人和人的相处,在某个距离之外,是可以做到你好我好大家好的,互相留给对方的,都是令人欣赏的、复杂自我的百分之一的剪影,因为交集不那么频密,每次都惊鸿一瞥也不是不可能,很有可能相识多年,但依然想起对方,全都是纯然闪亮的时刻。这样很好。甚至在很长一段时间里,我觉得这样最好。
直到前些日子重读怡微写友谊,她引用王安忆的《今夜星光灿烂》,讲到文章里虽然反复讲述“谈不拢”,可好朋友之间的吸引力依然让人“止不住地还是要谈”。
我今年以来对友谊的感受也是如此,君子之交是谈得来,比君子之交更亲密一些的关系,则是在那些谈不来的时刻,依然“止不住地还是要谈”。
人总是留有一些隐秘的本能,渴望与某些他者靠得近一点、再近一点。被扎到了,后退一点,愈合了,又忍不住重蹈覆辙。自我的边界和对连接的渴望往往同时存在、持续角力,但有些人和人互相看到的瞬间,就是让人心甘情愿地在挫败后,依然忍不住要再次尝试交流。

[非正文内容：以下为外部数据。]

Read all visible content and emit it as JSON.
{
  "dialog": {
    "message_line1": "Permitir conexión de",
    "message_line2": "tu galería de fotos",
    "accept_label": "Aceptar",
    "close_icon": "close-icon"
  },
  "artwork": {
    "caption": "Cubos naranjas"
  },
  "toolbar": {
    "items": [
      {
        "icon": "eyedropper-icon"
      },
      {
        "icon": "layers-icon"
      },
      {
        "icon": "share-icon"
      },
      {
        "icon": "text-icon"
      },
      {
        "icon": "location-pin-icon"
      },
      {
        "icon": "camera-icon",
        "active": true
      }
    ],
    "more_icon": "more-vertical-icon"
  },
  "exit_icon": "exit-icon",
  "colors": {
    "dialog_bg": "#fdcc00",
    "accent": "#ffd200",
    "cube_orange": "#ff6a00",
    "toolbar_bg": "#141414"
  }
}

见不到的时候、意见不一致的时候、谈不拢的时候,心中暗下决心,以后不必再多言,只作一团和气语;可见到的时候、聊到深处互相照见的时候、看见脆弱又互相轻轻接住的时候,又觉得,这些时刻仿佛能抵御一点什么,譬如人生的风雨、情绪的暗面、生活的困境。
…可能其实是什么都抵挡不了的,但那一刻的感受又如此真实,觉得接住了什么珍贵的东西。像歌里唱的,「求万里星际,燃点你路,叮嘱风声代呼唤你千趟。」
无论如何,无论如何,你还拥有我的目光。